Who needs exceptions (was Re: Two languages, too similar, competing in the same space.)

Andreas Kostyrka andreas at mtg.co.at
Mon Dec 31 11:39:06 CET 2001

On Sun, Dec 30, 2001 at 11:14:36AM -0500, Roy Smith wrote:
> It's also possible to write memory leaks in python.  Consider something 
> like:
> packetLog = []
> while 1:
>    request = getPacketFromSocket()
>    packetLog.append (request)
>    doStuffWithPacket (request)
> It's pretty dumb to write something like that, but it certainly is a memory 
> leak.
Nope, it's not. It's just an algorithm that needs unbounded memory.
A memory leak happens if you somewhere forget about "memory". Basically
something like this:

const char *someFunc(const char *instr) {
  char *interBuf=malloc(strlen(instr)+1);
  return instr;

Now nobody ever will able to find this block of memory, as it's pointer has
been lost. The difference to the above python code is, that python will
free the memory when the code block is left. (In your example this could
happen because of exception when the socket is shut down.)

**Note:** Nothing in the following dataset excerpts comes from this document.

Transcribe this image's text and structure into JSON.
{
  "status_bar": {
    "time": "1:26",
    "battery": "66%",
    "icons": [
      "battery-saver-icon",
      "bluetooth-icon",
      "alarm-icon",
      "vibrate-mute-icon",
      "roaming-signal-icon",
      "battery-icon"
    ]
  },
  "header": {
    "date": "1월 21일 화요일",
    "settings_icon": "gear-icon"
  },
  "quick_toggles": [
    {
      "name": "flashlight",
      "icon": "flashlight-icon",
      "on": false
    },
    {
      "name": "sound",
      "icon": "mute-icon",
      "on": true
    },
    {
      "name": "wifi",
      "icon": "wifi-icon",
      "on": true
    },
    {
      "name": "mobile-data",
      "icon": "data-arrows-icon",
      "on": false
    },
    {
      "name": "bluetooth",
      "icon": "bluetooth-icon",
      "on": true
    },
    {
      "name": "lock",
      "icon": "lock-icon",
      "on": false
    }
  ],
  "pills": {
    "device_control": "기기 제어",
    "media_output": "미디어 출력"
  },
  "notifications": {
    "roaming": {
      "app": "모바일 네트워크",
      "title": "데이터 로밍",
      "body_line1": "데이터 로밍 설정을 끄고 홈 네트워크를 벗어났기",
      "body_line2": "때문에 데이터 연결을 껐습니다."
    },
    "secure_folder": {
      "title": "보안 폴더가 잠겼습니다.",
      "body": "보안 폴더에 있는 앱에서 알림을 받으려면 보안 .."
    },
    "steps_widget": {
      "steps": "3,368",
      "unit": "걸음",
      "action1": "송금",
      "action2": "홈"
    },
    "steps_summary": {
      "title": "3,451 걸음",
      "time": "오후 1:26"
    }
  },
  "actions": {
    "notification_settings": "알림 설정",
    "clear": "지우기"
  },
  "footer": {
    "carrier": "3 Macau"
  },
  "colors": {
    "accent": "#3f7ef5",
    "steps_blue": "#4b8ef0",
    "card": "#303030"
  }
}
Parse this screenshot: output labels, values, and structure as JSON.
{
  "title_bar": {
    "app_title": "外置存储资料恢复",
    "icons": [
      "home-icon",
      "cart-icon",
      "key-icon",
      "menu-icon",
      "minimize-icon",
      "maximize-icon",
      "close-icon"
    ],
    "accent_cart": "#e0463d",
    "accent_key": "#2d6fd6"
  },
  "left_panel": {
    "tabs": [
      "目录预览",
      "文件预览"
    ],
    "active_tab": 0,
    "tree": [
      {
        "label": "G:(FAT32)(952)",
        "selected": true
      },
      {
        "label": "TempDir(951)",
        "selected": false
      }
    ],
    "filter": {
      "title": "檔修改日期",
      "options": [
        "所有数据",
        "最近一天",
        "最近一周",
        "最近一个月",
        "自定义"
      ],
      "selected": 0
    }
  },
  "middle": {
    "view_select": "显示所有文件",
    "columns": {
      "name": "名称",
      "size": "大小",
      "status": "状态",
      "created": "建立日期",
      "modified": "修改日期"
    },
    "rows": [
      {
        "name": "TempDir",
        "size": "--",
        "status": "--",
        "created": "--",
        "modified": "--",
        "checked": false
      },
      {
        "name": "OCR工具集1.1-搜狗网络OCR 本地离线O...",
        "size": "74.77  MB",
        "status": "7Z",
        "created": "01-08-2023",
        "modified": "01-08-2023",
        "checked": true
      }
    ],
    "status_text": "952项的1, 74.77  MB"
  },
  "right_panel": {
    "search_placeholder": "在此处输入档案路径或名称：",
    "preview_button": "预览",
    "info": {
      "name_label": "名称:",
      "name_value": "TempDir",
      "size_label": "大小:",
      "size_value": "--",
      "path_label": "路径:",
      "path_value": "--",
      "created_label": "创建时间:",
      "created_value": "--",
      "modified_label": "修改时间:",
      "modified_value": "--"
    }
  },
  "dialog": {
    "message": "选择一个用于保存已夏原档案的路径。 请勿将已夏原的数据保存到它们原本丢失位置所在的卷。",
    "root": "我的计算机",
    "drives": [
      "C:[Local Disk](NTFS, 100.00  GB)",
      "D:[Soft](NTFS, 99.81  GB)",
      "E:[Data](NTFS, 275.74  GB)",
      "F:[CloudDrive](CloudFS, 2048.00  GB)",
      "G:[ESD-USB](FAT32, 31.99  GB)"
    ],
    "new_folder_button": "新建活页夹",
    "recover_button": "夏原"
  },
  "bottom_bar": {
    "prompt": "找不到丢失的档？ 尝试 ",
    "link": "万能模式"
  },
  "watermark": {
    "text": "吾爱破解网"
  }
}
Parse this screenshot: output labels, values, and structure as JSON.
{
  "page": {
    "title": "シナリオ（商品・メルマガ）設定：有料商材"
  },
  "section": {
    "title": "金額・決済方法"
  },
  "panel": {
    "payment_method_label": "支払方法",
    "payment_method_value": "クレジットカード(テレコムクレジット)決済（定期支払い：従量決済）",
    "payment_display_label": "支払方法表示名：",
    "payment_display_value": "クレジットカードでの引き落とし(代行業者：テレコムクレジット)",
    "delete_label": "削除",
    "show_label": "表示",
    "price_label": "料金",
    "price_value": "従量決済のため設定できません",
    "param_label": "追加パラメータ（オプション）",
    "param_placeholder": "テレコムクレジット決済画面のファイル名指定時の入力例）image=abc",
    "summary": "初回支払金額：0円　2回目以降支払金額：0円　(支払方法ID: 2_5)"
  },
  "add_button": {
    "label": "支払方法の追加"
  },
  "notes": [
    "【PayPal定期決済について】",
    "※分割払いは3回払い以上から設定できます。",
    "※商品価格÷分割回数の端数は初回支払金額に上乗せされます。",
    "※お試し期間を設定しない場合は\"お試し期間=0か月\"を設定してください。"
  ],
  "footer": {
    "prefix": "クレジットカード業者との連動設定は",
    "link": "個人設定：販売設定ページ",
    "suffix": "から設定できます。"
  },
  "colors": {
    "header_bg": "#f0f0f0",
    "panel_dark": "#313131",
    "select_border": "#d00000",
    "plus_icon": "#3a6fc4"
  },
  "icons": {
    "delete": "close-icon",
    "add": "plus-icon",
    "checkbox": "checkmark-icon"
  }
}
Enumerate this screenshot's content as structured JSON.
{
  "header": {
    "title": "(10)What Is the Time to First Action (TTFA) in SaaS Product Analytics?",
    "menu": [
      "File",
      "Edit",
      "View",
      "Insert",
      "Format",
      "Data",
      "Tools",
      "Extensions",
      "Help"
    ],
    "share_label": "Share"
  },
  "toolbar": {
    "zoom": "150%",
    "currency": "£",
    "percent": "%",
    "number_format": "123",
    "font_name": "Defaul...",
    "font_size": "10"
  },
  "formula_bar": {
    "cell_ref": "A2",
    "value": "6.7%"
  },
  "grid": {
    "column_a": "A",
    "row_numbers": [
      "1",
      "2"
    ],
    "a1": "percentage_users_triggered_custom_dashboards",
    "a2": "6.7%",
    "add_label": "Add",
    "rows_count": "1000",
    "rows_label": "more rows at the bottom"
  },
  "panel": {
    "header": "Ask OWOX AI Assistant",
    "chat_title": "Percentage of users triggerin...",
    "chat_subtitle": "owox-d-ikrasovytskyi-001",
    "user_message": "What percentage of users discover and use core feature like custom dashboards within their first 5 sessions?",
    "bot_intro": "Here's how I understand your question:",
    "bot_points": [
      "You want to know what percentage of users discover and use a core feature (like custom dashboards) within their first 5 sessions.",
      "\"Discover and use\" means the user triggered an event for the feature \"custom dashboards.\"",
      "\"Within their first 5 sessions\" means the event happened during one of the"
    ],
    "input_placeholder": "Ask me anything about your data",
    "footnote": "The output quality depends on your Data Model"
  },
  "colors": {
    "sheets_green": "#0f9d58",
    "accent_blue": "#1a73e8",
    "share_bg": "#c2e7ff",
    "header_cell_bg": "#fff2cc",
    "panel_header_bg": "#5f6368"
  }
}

There are basically only 2 ways to make Python memory leak:
1.) Leaky C modules. Some are badly written, others access an API that makes
    wrapping it impossible without some leaks.
2.) [Older versions only] Circular references.
    class Circular:
        def __init__(self):

IMHO, there is a huge difference between buffer overflows and exec/eval:
-) exec/Eval just behave like documented, and like some "functions" might
   pose security risks if passed untrusted data.
-) buffer overflows (basically fooling around with pointers) OTOH makes
   the code do completly unexpected things. Basically it breaks the
   "virtual" virtual machine. This is almost impossible in Python.
   (There are always C language modules ;) )

C and Python both expose potentially unsecure interfaces. And this is well,
because it is needed to do real work.
C OTOH exposes many additional unsafe interfaces that wouldn't have to be
unsafe by their semantic needs. They are just unsafe because nobody
did think when defining the API. (Example: strcat versus strncat)
This is documented by a number standard library functions that are shadowed
by a second set of functions that do the same thing, but are "safe".

For some interesting thoughts about runtime safety, one should consider
Modula3, which does have the safe/unsafe concept explicitly in the language.
(It's also an example for a safe enviroment that is compareable to C in
 performance, as it checks only a small number of constructs at runtime.)